There are plenty of other federal countries that have many more basic provisions written out in their constitutions. States should get to decide certain things, but I don't want to be part of a union where Oklahoma has the option of stripping women of their rights if they choose. The other problem with our constitution is was written by people who think fundamentally differently, so the language can no longer be interpreted in terms of our language and contemporary legal culture. Almost every country in the world has a constitution that is less than 100 years old. Ours is more than double this. 

Tom Mansfield
Tom Mansfield

 The States' rights issue is spelled out pretty plainly in the Tenth Amendment.  The rights not specifically given to the federal government are reserved to the States and the People respectively.

The problem lies with the multitude of "interpretations" based on speculations that the Signers intent was deeper or different than what was written, perhaps even searching for different meanings in order to fulfill a particular agenda.  I don't see how those rights could be interpreted as anything different that what is written.

Take ObamaCare, for instance.  Where in the Constitution does it specifically state that the US Government has the right or obligation to:

A. Socialize healthcare?B. Force the People to purchase anything, including health insurance?C. Provide healthcare to anyone?

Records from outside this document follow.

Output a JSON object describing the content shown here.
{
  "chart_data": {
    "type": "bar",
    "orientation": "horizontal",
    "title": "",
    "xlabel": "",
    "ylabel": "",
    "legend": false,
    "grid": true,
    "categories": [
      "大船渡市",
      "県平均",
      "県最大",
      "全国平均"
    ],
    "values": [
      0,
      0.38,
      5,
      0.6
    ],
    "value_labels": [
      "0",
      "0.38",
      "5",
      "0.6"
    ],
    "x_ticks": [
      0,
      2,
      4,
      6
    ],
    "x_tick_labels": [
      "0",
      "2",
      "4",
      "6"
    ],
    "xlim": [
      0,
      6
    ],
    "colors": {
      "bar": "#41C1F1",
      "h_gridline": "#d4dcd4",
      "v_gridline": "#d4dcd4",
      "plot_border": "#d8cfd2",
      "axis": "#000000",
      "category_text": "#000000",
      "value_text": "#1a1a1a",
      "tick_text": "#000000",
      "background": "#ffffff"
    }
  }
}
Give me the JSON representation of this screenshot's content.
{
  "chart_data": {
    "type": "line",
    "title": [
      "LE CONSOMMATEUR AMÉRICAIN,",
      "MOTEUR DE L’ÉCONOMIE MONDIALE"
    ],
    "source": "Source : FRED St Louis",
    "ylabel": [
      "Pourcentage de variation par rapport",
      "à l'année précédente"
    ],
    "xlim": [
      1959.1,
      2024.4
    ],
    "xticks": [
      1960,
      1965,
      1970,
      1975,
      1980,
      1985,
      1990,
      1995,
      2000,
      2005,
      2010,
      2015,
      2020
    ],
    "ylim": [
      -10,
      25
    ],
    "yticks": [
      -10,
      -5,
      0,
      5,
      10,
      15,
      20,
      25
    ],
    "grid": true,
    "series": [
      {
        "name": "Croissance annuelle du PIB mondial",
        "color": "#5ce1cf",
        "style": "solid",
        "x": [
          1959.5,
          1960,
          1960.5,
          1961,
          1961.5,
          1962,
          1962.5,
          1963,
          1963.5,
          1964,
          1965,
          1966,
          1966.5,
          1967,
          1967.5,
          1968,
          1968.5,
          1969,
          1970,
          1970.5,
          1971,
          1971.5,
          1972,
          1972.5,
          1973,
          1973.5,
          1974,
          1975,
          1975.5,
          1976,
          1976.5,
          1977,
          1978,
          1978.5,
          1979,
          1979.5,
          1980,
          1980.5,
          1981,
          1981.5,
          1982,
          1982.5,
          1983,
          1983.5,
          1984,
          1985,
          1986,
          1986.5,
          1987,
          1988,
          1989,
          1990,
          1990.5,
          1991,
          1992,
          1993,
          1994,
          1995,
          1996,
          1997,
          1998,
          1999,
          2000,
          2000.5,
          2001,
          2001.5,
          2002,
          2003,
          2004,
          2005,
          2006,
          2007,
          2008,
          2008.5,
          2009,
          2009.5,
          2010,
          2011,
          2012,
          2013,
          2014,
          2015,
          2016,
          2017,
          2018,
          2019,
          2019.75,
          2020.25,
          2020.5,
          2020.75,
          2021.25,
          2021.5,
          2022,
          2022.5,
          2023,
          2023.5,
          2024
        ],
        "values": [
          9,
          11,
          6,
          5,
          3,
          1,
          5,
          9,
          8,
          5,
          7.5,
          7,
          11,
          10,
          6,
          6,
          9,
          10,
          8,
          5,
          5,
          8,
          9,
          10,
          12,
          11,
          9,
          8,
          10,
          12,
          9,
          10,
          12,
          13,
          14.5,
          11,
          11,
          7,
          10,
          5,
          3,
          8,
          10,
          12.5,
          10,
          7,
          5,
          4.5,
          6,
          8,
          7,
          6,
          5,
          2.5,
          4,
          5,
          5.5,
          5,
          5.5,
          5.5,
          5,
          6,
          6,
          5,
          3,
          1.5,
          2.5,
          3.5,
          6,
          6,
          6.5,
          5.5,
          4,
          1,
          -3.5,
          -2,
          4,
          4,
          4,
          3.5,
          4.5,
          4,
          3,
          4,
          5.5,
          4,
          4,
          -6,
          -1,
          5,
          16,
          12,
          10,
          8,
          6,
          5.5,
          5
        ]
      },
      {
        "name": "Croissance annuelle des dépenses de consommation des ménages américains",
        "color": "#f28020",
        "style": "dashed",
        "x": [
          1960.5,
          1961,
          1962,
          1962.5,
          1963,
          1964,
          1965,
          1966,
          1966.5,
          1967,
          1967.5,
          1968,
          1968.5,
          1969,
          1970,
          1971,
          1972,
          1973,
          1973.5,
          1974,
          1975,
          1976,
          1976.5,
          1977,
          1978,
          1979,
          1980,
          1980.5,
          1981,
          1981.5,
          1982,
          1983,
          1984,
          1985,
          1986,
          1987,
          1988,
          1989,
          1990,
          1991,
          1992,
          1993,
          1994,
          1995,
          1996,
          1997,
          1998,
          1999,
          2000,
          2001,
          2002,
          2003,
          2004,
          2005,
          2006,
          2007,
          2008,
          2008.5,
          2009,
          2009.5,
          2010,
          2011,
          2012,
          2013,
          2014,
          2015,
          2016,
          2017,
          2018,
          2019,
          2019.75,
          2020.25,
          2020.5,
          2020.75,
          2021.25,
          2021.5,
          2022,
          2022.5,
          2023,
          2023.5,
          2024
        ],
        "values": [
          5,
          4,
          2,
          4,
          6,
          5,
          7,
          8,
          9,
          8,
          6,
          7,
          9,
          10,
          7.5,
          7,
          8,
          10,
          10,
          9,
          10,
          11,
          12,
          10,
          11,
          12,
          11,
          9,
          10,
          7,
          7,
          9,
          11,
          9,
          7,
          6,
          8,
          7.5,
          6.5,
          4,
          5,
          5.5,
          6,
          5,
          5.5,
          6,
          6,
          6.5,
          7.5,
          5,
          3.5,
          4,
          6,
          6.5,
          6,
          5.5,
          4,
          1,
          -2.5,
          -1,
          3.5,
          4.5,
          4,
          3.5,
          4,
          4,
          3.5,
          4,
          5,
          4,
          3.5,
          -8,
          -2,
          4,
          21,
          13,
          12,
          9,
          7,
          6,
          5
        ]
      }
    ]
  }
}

It does not.  Now someone who has a way with words and views the Constitution as a document that was written in riddles can twist it and spin it that way, and they do.  They do it so much, that two sides can spin the wording of a single amendment to mean two completely opposite things.   But that document was written so plainly, there really isn't room for interpretation.  And based on the way it was written, it's plain to me that the Authors said what they meant, and meant what they said.

You can rewrite it all you wan, but no matter how you word it, some liberal jackass will come along and spin it into something different.

If the federal government just the Constitution literally, so much money could be saved, so many lives would find balance, and once again, we could all once again enjoy Life, Liberty, and the pursuit of Happiness.